= Trixolan =

Fake drug

Trixolan (TX) is a purportedly therapeutic agent based on Viroxan, a citronella-based substance used by Stephen Herman, a Californian doctor who used it to treat AIDS patients. State medical officials stated that the drug hastened the deaths of at least two AIDS patients.
Herman surrendered his medical license in 1991 when prosecutors agreed they would, in return, drop civil charges of gross negligence, incompetence, dishonesty and other offenses. In 1994, in the first AIDS medical fraud case to come to trial in the United States, a Los Angeles County jury ordered two doctors and a hospital that used Viroxan to pay five patients a total of $2.7 million. Herman had been dropped from the suit when he declared bankruptcy.

Trixolan was linked in headlines to American fugitive Robert Lee Vesco and to Donald A. Nixon, President Richard Nixon's nephew.
In the early 1980s Donald Nixon's wife contracted breast cancer and was treated with chemotherapy. In the search for a remedy for her cancer, he met with Dr. Stephen Herman, who claimed that Viroxan could boost the immune system and could get rid of many diseases, including cancer. Donald Nixon gave his wife Trixolan and claimed that it cured his wife's cancer and her arthritis.

Nixon asked the Federal Government for $300 million to test the drug. When no funding was forthcoming, he formed a partnership with Vesco and other partners. Nixon was placed under house arrest in Cuba when he went to visit Vesco — who had fled to Cuba to avoid prosecution for securities fraud — for financing.

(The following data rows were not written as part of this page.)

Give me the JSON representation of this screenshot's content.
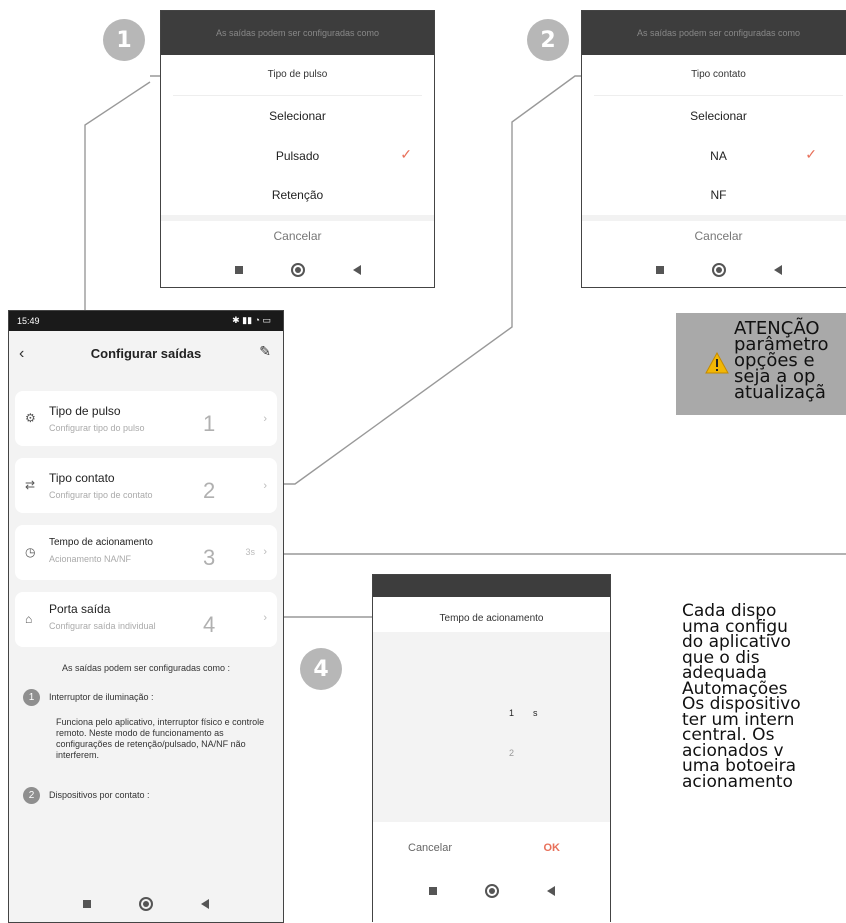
{
  "badges": [
    "1",
    "2",
    "4"
  ],
  "dialog1": {
    "header": "As saídas podem ser configuradas como",
    "title": "Tipo de pulso",
    "options": [
      "Selecionar",
      "Pulsado",
      "Retenção"
    ],
    "cancel": "Cancelar"
  },
  "dialog2": {
    "header": "As saídas podem ser configuradas como",
    "title": "Tipo contato",
    "options": [
      "Selecionar",
      "NA",
      "NF"
    ],
    "cancel": "Cancelar"
  },
  "phone": {
    "time": "15:49",
    "title": "Configurar saídas",
    "items": [
      {
        "title": "Tipo de pulso",
        "subtitle": "Configurar tipo do pulso",
        "number": "1",
        "value": ""
      },
      {
        "title": "Tipo contato",
        "subtitle": "Configurar tipo de contato",
        "number": "2",
        "value": ""
      },
      {
        "title": "Tempo de acionamento",
        "subtitle": "Acionamento NA/NF",
        "number": "3",
        "value": "3s"
      },
      {
        "title": "Porta saída",
        "subtitle": "Configurar saída individual",
        "number": "4",
        "value": ""
      }
    ],
    "notes_title": "As saídas podem ser configuradas como :",
    "note1_title": "Interruptor de iluminação :",
    "note1_body": "Funciona pelo aplicativo, interruptor físico e controle remoto. Neste modo de funcionamento as configurações de retenção/pulsado, NA/NF não interferem.",
    "note2_title": "Dispositivos por contato :"
  },
  "dialog4": {
    "title": "Tempo de acionamento",
    "picker_selected": "1",
    "picker_unit": "s",
    "picker_next": "2",
    "cancel": "Cancelar",
    "ok": "OK"
  },
  "warning": {
    "text": "ATENÇÃO\nparâmetro\nopções e\nseja a op\natualizaçã"
  },
  "paragraph": {
    "text": "Cada dispo\numa configu\ndo aplicativo\nque o dis\nadequada\nAutomações\nOs dispositivo\nter um intern\ncentral. Os\nacionados v\numa botoeira\nacionamento"
  },
  "colors": {
    "accent": "#e8705a",
    "badge": "#b7b7b7",
    "warning_bg": "#a9a9a9",
    "warning_icon": "#f2b705"
  }
}
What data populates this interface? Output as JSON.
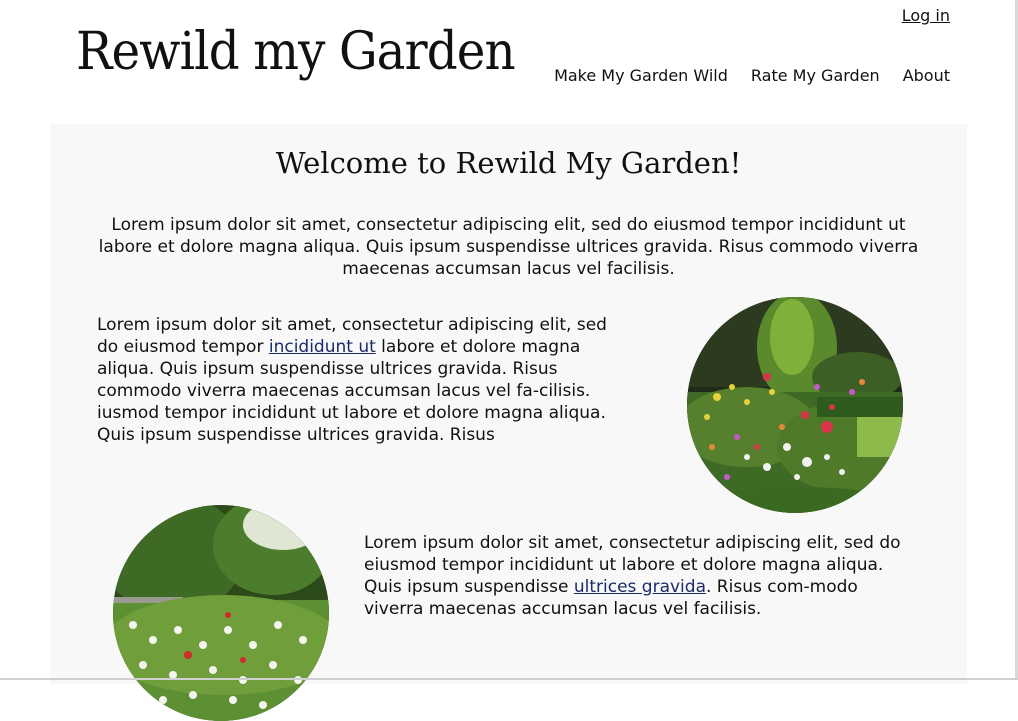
{
  "header": {
    "login_label": "Log in",
    "logo_text": "Rewild my Garden",
    "nav": [
      "Make My Garden Wild",
      "Rate My Garden",
      "About"
    ]
  },
  "main": {
    "title": "Welcome to Rewild My Garden!",
    "intro": "Lorem ipsum dolor sit amet, consectetur adipiscing elit, sed do eiusmod tempor incididunt ut labore et dolore magna aliqua. Quis ipsum suspendisse ultrices gravida. Risus commodo viverra maecenas accumsan lacus vel facilisis.",
    "section1": {
      "text_a": "Lorem ipsum dolor sit amet, consectetur adipiscing elit, sed do eiusmod tempor ",
      "link": "incididunt ut",
      "text_b": " labore et dolore magna aliqua. Quis ipsum suspendisse ultrices gravida. Risus commodo viverra maecenas accumsan lacus vel fa-cilisis.",
      "text_c": "iusmod tempor incididunt ut labore et dolore magna aliqua. Quis ipsum suspendisse ultrices gravida. Risus"
    },
    "section2": {
      "text_a": "Lorem ipsum dolor sit amet, consectetur adipiscing elit, sed do eiusmod tempor incididunt ut labore et dolore magna aliqua. Quis ipsum suspendisse ",
      "link": "ultrices gravida",
      "text_b": ". Risus com-modo viverra maecenas accumsan lacus vel facilisis."
    }
  },
  "colors": {
    "content_bg": "#f8f8f9",
    "link": "#1b2a6b",
    "text": "#111111"
  },
  "images": [
    "flower-garden-photo",
    "meadow-garden-photo"
  ]
}
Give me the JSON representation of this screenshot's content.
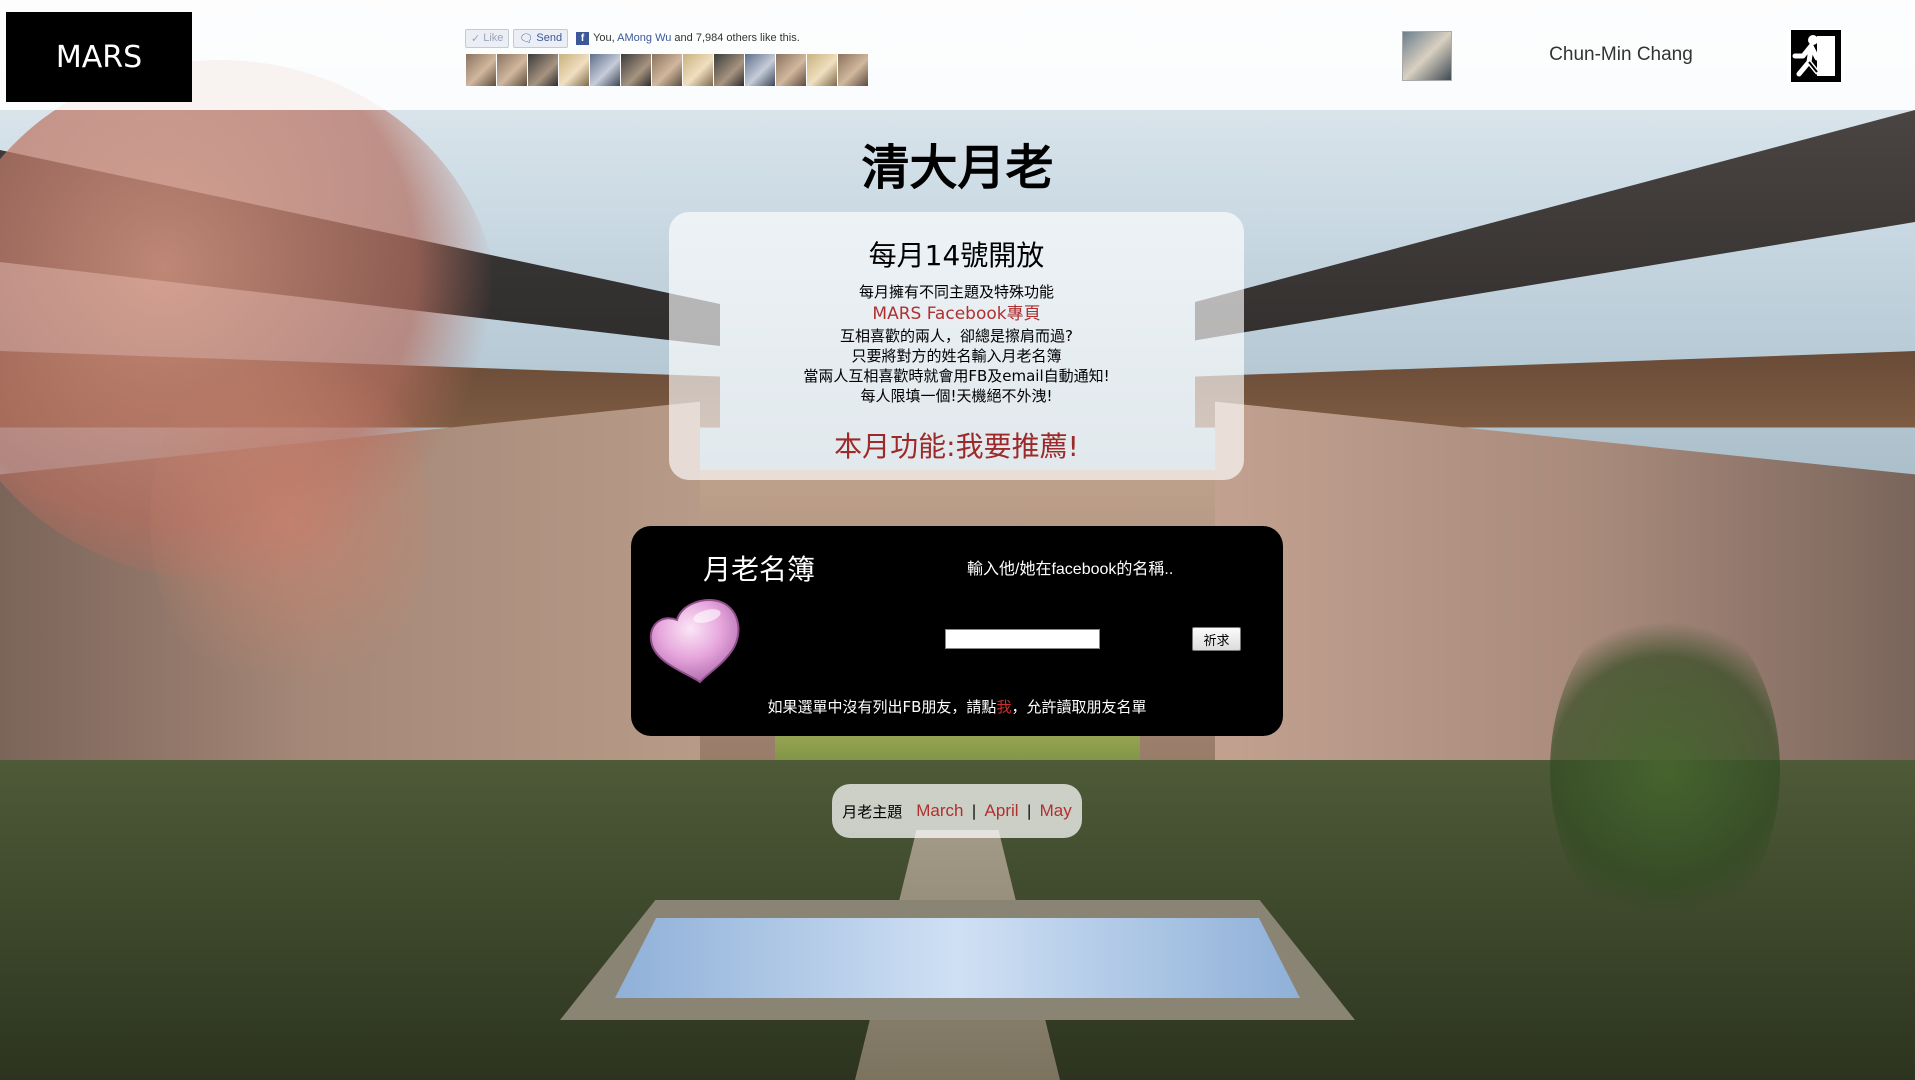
{
  "header": {
    "logo": "MARS",
    "fb": {
      "like_label": "Like",
      "send_label": "Send",
      "text_prefix": "You, ",
      "friend_name": "AMong Wu",
      "text_suffix": " and 7,984 others like this."
    },
    "faces_count": 13,
    "user_name": "Chun-Min Chang",
    "logout_icon": "exit-running-man-icon"
  },
  "title": "清大月老",
  "info": {
    "heading": "每月14號開放",
    "lines": [
      "每月擁有不同主題及特殊功能",
      "MARS Facebook專頁",
      "互相喜歡的兩人，卻總是擦肩而過?",
      "只要將對方的姓名輸入月老名簿",
      "當兩人互相喜歡時就會用FB及email自動通知!",
      "每人限填一個!天機絕不外洩!"
    ],
    "feature": "本月功能:我要推薦!"
  },
  "registry": {
    "title": "月老名簿",
    "hint": "輸入他/她在facebook的名稱..",
    "input_value": "",
    "button": "祈求",
    "note_prefix": "如果選單中沒有列出FB朋友，請點",
    "note_link": "我",
    "note_suffix": "，允許讀取朋友名單"
  },
  "themes": {
    "label": "月老主題",
    "months": [
      "March",
      "April",
      "May"
    ],
    "separator": "|"
  },
  "colors": {
    "accent_red": "#b03030",
    "panel_black": "#000000"
  }
}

Purportedly, Vesco introduced Nixon to Fidel Castro and his brother Raul, and Fidel set up four laboratories in Cuba with his nephew Antonio Fraga Castro as head of the project to develop the formula. They claim Trixolan suppresses cancer and cures AIDS, arthritis and the common cold - all of which are diseases related to immunity.

Castro imprisoned Vesco in 1996, convicting him of fraud, saying he had defrauded a state-run biotechnology laboratory run by Castro's nephew in a scheme to "develop" TX. Associated Press reported that he had been convicted of marketing Trixolan without government permission. Vesco died of lung cancer in 2007.